5 – O profeta Amós deixa bem claro que a desonestidade e a corrupção são contrárias aos desígnios de Deus. Pior ainda se os lesados forem indigentes. O clamor do pobre ascende a Deus.

O aviso é feito pelo Senhor: «Nunca esquecerei nenhuma das suas obras» para quem se julga dono e senhor dos outros.

Dizem os ímpios: «Quando passará a lua nova, para podermos vender o nosso grão? … Faremos a medida mais pequena, aumentaremos o preço, arranjaremos balanças falsas. Compraremos os necessitados por dinheiro e os indigentes por um par de sandálias. Venderemos até as cascas do nosso trigo». Voltamos à expressividade do Papa Francisco: pecadores, sim; corruptos, não! A corrupção, o aproveitamento e exploração dos pobres, a indiferença para com os mais desfavorecidos, a segregação social e económica para favorecer os que têm poder são caminhos contrários à fé e ao compromisso eclesial. A fé que professamos, irmana-nos: somos filhos do mesmo Pai, irmãos em Jesus Cristo. Teremos que agir nesse pressuposto, tratando-nos como irmãos, sem muros nem contendas, sem fazermos aceção de pessoas, a não ser no cuidado prioritário aos mais pobres e frágeis.

6 – A salvação revelada e manifestada em plenitude em Jesus Cristo, na Sua vida e mensagem, na Sua morte e ressurreição, não privilegia religiões, raças ou culturas, cronologias ou topografias. Na verdade, “Ele quer que todos os homens se salvem e cheguem ao conhecimento da verdade. Há um só Deus e um só mediador entre Deus e os homens, o homem Jesus Cristo, que Se entregou à morte pela redenção de todos”.

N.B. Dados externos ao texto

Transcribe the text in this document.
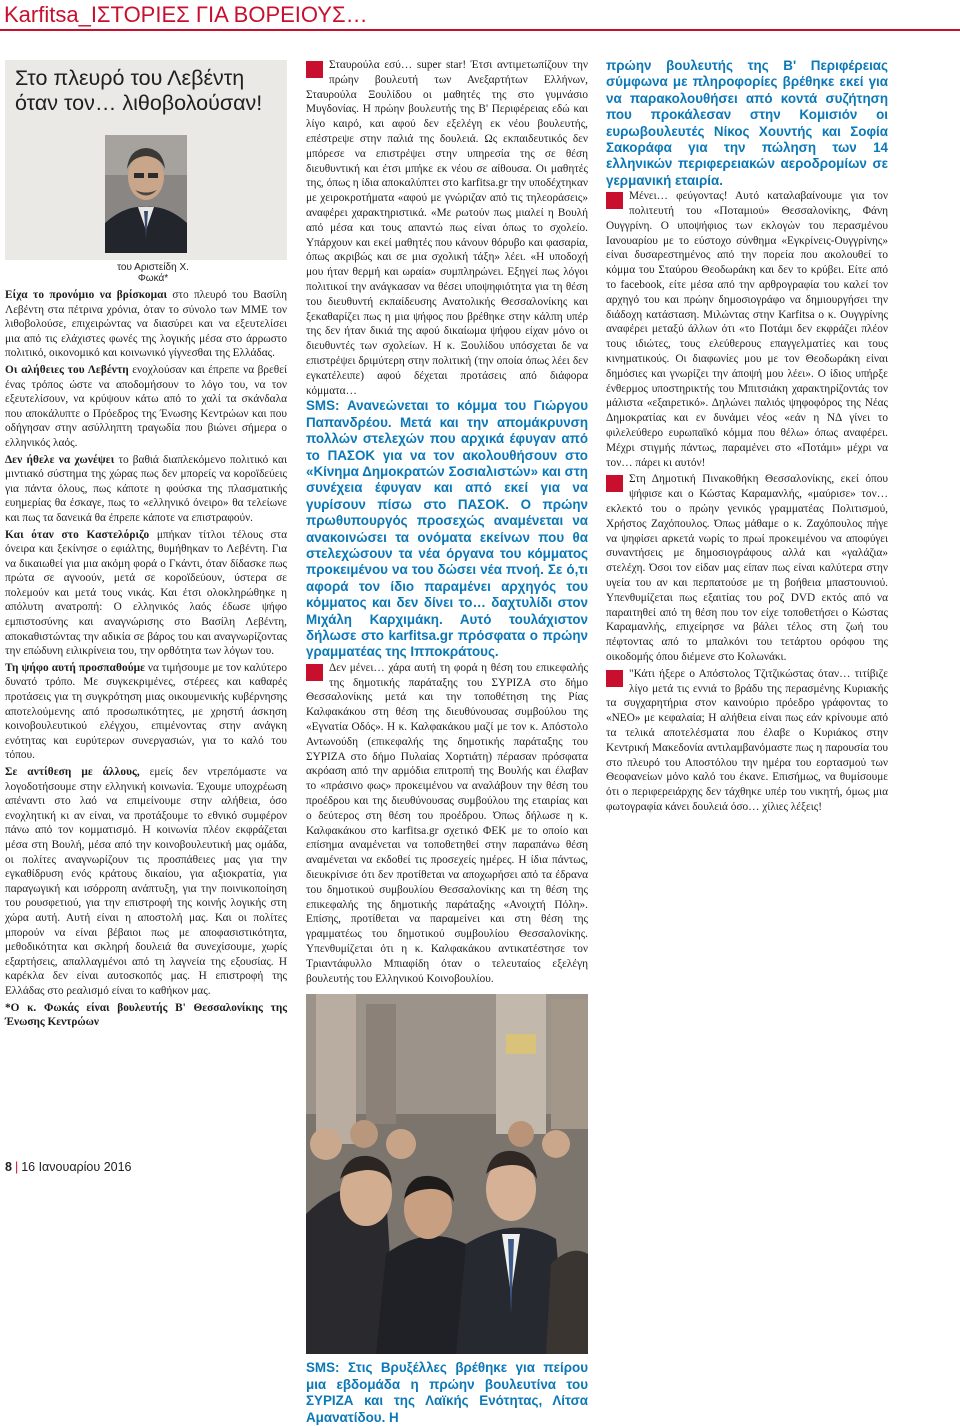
Karfitsa_ΙΣΤΟΡΙΕΣ ΓΙΑ ΒΟΡΕΙΟΥΣ…
Στο πλευρό του Λεβέντη όταν τον… λιθοβολούσαν!
του Αριστείδη Χ.
Φωκά*

Είχα το προνόμιο να βρίσκομαι στο πλευρό του Βασίλη Λεβέντη στα πέτρινα χρόνια, όταν το σύνολο των ΜΜΕ τον λιθοβολούσε, επιχειρώντας να διασύρει και να εξευτελίσει μια από τις ελάχιστες φωνές της λογικής μέσα στο άρρωστο πολιτικό, οικονομικό και κοινωνικό γίγνεσθαι της Ελλάδας.

Οι αλήθειες του Λεβέντη ενοχλούσαν και έπρεπε να βρεθεί ένας τρόπος ώστε να αποδομήσουν το λόγο του, να τον εξευτελίσουν, να κρύψουν κάτω από το χαλί τα σκάνδαλα που αποκάλυπτε ο Πρόεδρος της Ένωσης Κεντρώων και που οδήγησαν στην ασύλληπτη τραγωδία που βιώνει σήμερα ο ελληνικός λαός.

Δεν ήθελε να χωνέψει το βαθιά διαπλεκόμενο πολιτικό και μιντιακό σύστημα της χώρας πως δεν μπορείς να κοροϊδεύεις για πάντα όλους, πως κάποτε η φούσκα της πλασματικής ευημερίας θα έσκαγε, πως το «ελληνικό όνειρο» θα τελείωνε και πως τα δανεικά θα έπρεπε κάποτε να επιστραφούν.

Και όταν στο Καστελόριζο μπήκαν τίτλοι τέλους στα όνειρα και ξεκίνησε ο εφιάλτης, θυμήθηκαν το Λεβέντη. Για να δικαιωθεί για μια ακόμη φορά ο Γκάντι, όταν δίδασκε πως πρώτα σε αγνοούν, μετά σε κοροϊδεύουν, ύστερα σε πολεμούν και μετά τους νικάς. Και έτσι ολοκληρώθηκε η απόλυτη ανατροπή: Ο ελληνικός λαός έδωσε ψήφο εμπιστοσύνης και αναγνώρισης στο Βασίλη Λεβέντη, αποκαθιστώντας την αδικία σε βάρος του και αναγνωρίζοντας την επώδυνη ειλικρίνεια του, την ορθότητα των λόγων του.

Τη ψήφο αυτή προσπαθούμε να τιμήσουμε με τον καλύτερο δυνατό τρόπο. Με συγκεκριμένες, στέρεες και καθαρές προτάσεις για τη συγκρότηση μιας οικουμενικής κυβέρνησης αποτελούμενης από προσωπικότητες, με χρηστή άσκηση κοινοβουλευτικού ελέγχου, επιμένοντας στην ανάγκη ενότητας και ευρύτερων συνεργασιών, για το καλό του τόπου.

Σε αντίθεση με άλλους, εμείς δεν ντρεπόμαστε να λογοδοτήσουμε στην ελληνική κοινωνία. Έχουμε υποχρέωση απέναντι στο λαό να επιμείνουμε στην αλήθεια, όσο ενοχλητική κι αν είναι, να προτάξουμε το εθνικό συμφέρον πάνω από τον κομματισμό. Η κοινωνία πλέον εκφράζεται μέσα στη Βουλή, μέσα από την κοινοβουλευτική μας ομάδα, οι πολίτες αναγνωρίζουν τις προσπάθειες μας για την εγκαθίδρυση ενός κράτους δικαίου, για αξιοκρατία, για παραγωγική και ισόρροπη ανάπτυξη, για την ποινικοποίηση του ρουσφετιού, για την επιστροφή της κοινής λογικής στη χώρα αυτή. Αυτή είναι η αποστολή μας. Και οι πολίτες μπορούν να είναι βέβαιοι πως με αποφασιστικότητα, μεθοδικότητα και σκληρή δουλειά θα συνεχίσουμε, χωρίς εξαρτήσεις, απαλλαγμένοι από τη λαγνεία της εξουσίας. Η καρέκλα δεν είναι αυτοσκοπός μας. Η επιστροφή της Ελλάδας στο ρεαλισμό είναι το καθήκον μας.

*Ο κ. Φωκάς είναι βουλευτής Β' Θεσσαλονίκης της Ένωσης Κεντρώων

8 | 16 Ιανουαρίου 2016

Σταυρούλα εσύ… super star! Έτσι αντιμετωπίζουν την πρώην βουλευτή των Ανεξαρτήτων Ελλήνων, Σταυρούλα Ξουλίδου οι μαθητές της στο γυμνάσιο Μυγδονίας. Η πρώην βουλευτής της Β' Περιφέρειας εδώ και λίγο καιρό, και αφού δεν εξελέγη εκ νέου βουλευτής, επέστρεψε στην παλιά της δουλειά. Ως εκπαιδευτικός δεν μπόρεσε να επιστρέψει στην υπηρεσία της σε θέση διευθυντική και έτσι μπήκε εκ νέου σε αίθουσα. Οι μαθητές της, όπως η ίδια αποκαλύπτει στο karfitsa.gr την υποδέχτηκαν με χειροκροτήματα «αφού με γνώριζαν από τις τηλεοράσεις» αναφέρει χαρακτηριστικά. «Με ρωτούν πως μιαλεί η Βουλή από μέσα και τους απαντώ πως είναι όπως το σχολείο. Υπάρχουν και εκεί μαθητές που κάνουν θόρυβο και φασαρία, όπως ακριβώς και σε μια σχολική τάξη» λέει. «Η υποδοχή μου ήταν θερμή και ωραία» συμπληρώνει. Εξηγεί πως λόγοι πολιτικοί την ανάγκασαν να θέσει υποψηφιότητα για τη θέση του διευθυντή εκπαίδευσης Ανατολικής Θεσσαλονίκης και ξεκαθαρίζει πως η μια ψήφος που βρέθηκε στην κάλπη υπέρ της δεν ήταν δικιά της αφού δικαίωμα ψήφου είχαν μόνο οι διευθυντές των σχολείων. Η κ. Ξουλίδου υπόσχεται δε να επιστρέψει δριμύτερη στην πολιτική (την οποία όπως λέει δεν εγκατέλειπε) αφού δέχεται προτάσεις από διάφορα κόμματα…

SMS: Ανανεώνεται το κόμμα του Γιώργου Παπανδρέου. Μετά και την απομάκρυνση πολλών στελεχών που αρχικά έφυγαν από το ΠΑΣΟΚ για να τον ακολουθήσουν στο «Κίνημα Δημοκρατών Σοσιαλιστών» και στη συνέχεια έφυγαν και από εκεί για να γυρίσουν πίσω στο ΠΑΣΟΚ. Ο πρώην πρωθυπουργός προσεχώς αναμένεται να ανακοινώσει τα ονόματα εκείνων που θα στελεχώσουν τα νέα όργανα του κόμματος προκειμένου να του δώσει νέα πνοή. Σε ό,τι αφορά τον ίδιο παραμένει αρχηγός του κόμματος και δεν δίνει το… δαχτυλίδι στον Μιχάλη Καρχιμάκη. Αυτό τουλάχιστον δήλωσε στο karfitsa.gr πρόσφατα ο πρώην γραμματέας της Ιπποκράτους.

Δεν μένει… χάρα αυτή τη φορά η θέση του επικεφαλής της δημοτικής παράταξης του ΣΥΡΙΖΑ στο δήμο Θεσσαλονίκης μετά και την τοποθέτηση της Ρίας Καλφακάκου στη θέση της διευθύνουσας συμβούλου της «Εγνατία Οδός». Η κ. Καλφακάκου μαζί με τον κ. Απόστολο Αντωνούδη (επικεφαλής της δημοτικής παράταξης του ΣΥΡΙΖΑ στο δήμο Πυλαίας Χορτιάτη) πέρασαν πρόσφατα ακρόαση από την αρμόδια επιτροπή της Βουλής και έλαβαν το «πράσινο φως» προκειμένου να αναλάβουν την θέση του προέδρου και της διευθύνουσας συμβούλου της εταιρίας και ο δεύτερος στη θέση του προέδρου. Όπως δήλωσε η κ. Καλφακάκου στο karfitsa.gr σχετικό ΦΕΚ με το οποίο και επίσημα αναμένεται να τοποθετηθεί στην παραπάνω θέση αναμένεται να εκδοθεί τις προσεχείς ημέρες. Η ίδια πάντως, διευκρίνισε ότι δεν προτίθεται να αποχωρήσει από τα έδρανα του δημοτικού συμβουλίου Θεσσαλονίκης και τη θέση της επικεφαλής της δημοτικής παράταξης «Ανοιχτή Πόλη». Επίσης, προτίθεται να παραμείνει και στη θέση της γραμματέως του δημοτικού συμβουλίου Θεσσαλονίκης. Υπενθυμίζεται ότι η κ. Καλφακάκου αντικατέστησε τον Τριαντάφυλλο Μπιαφίδη όταν ο τελευταίος εξελέγη βουλευτής του Ελληνικού Κοινοβουλίου.

SMS: Στις Βρυξέλλες βρέθηκε για πείρου μια εβδομάδα η πρώην βουλευτίνα του ΣΥΡΙΖΑ και της Λαϊκής Ενότητας, Λίτσα Αμανατίδου. Η

πρώην βουλευτής της Β' Περιφέρειας σύμφωνα με πληροφορίες βρέθηκε εκεί για να παρακολουθήσει από κοντά συζήτηση που προκάλεσαν στην Κομισιόν οι ευρωβουλευτές Νίκος Χουντής και Σοφία Σακοράφα για την πώληση των 14 ελληνικών περιφερειακών αεροδρομίων σε γερμανική εταιρία.

Μένει… φεύγοντας! Αυτό καταλαβαίνουμε για τον πολιτευτή του «Ποταμιού» Θεσσαλονίκης, Φάνη Ουγγρίνη. Ο υποψήφιος των εκλογών του περασμένου Ιανουαρίου με το εύστοχο σύνθημα «Εγκρίνεις-Ουγγρίνης» είναι δυσαρεστημένος από την πορεία που ακολουθεί το κόμμα του Σταύρου Θεοδωράκη και δεν το κρύβει. Είτε από το facebook, είτε μέσα από την αρθρογραφία του καλεί τον αρχηγό του και πρώην δημοσιογράφο να δημιουργήσει την διάδοχη κατάσταση. Μιλώντας στην Karfitsa ο κ. Ουγγρίνης αναφέρει μεταξύ άλλων ότι «το Ποτάμι δεν εκφράζει πλέον τους ιδιώτες, τους ελεύθερους επαγγελματίες και τους κινηματικούς. Οι διαφωνίες μου με τον Θεοδωράκη είναι δημόσιες και γνωρίζει την άποψή μου λέει». Ο ίδιος υπήρξε ένθερμος υποστηρικτής του Μπιτσιάκη χαρακτηρίζοντάς τον μάλιστα «εξαιρετικό». Δηλώνει παλιός ψηφοφόρος της Νέας Δημοκρατίας και εν δυνάμει νέος «εάν η ΝΔ γίνει το φιλελεύθερο ευρωπαϊκό κόμμα που θέλω» όπως αναφέρει. Μέχρι στιγμής πάντως, παραμένει στο «Ποτάμι» μέχρι να τον… πάρει κι αυτόν!

Στη Δημοτική Πινακοθήκη Θεσσαλονίκης, εκεί όπου ψήφισε και ο Κώστας Καραμανλής, «μαύρισε» τον… εκλεκτό του ο πρώην γενικός γραμματέας Πολιτισμού, Χρήστος Ζαχόπουλος. Όπως μάθαμε ο κ. Ζαχόπουλος πήγε να ψηφίσει αρκετά νωρίς το πρωί προκειμένου να αποφύγει συναντήσεις με δημοσιογράφους αλλά και «γαλάζια» στελέχη. Όσοι τον είδαν μας είπαν πως είναι καλύτερα στην υγεία του αν και περπατούσε με τη βοήθεια μπαστουνιού. Υπενθυμίζεται πως εξαιτίας του ροζ DVD εκτός από να παραιτηθεί από τη θέση που τον είχε τοποθετήσει ο Κώστας Καραμανλής, επιχείρησε να βάλει τέλος στη ζωή του πέφτοντας από το μπαλκόνι του τετάρτου ορόφου της οικοδομής όπου διέμενε στο Κολωνάκι.

"Κάτι ήξερε ο Απόστολος Τζιτζικώστας όταν… τιτίβιζε λίγο μετά τις εννιά το βράδυ της περασμένης Κυριακής τα συγχαρητήρια στον καινούριο πρόεδρο γράφοντας το «ΝΕΟ» με κεφαλαία; Η αλήθεια είναι πως εάν κρίνουμε από τα τελικά αποτελέσματα που έλαβε ο Κυριάκος στην Κεντρική Μακεδονία αντιλαμβανόμαστε πως η παρουσία του στο πλευρό του Αποστόλου την ημέρα του εορτασμού των Θεοφανείων μόνο καλό του έκανε. Επισήμως, να θυμίσουμε ότι ο περιφερειάρχης δεν τάχθηκε υπέρ του νικητή, όμως μια φωτογραφία κάνει δουλειά όσο… χίλιες λέξεις!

Se a salvação se dirige a todos, também a oração é inclusiva e universal. No nosso jeito, por vezes, egoísta de vivermos a vida, também na oração nos preocupamos prevalentemente connosco e com os nossos. Em todo o caso, Deus é Pai e o que pedimos para nós contempla também os outros. Não é possível ter sol na eira e chuva no nabal. Deus faz chover sobre bons e maus! 

São Paulo, baseando-se na universalidade da salvação, recomenda-nos a oração por todos, também por aqueles que exercem a autoridade: façam-se “preces, orações, súplicas e ações de graças por todos os homens, pelos reis e por todas as autoridades, para que possamos levar uma vida tranquila e pacífica, com toda a piedade e dignidade. Isto é bom e agradável aos olhos de Deus, nosso Salvador. Quero, portanto, que os homens rezem em toda a parte… sem ira nem contenda”.

A oração dilata o nosso coração e predispõe-nos a levar à prática o que rezamos, na fidelidade à Palavra de Deus.

Pe. Manuel Gonçalves


Textos para a Eucaristia (C): Am 8, 4-7; Sal 112 (113); 1 Tim 2, 1-8; Lc 16, 1-13.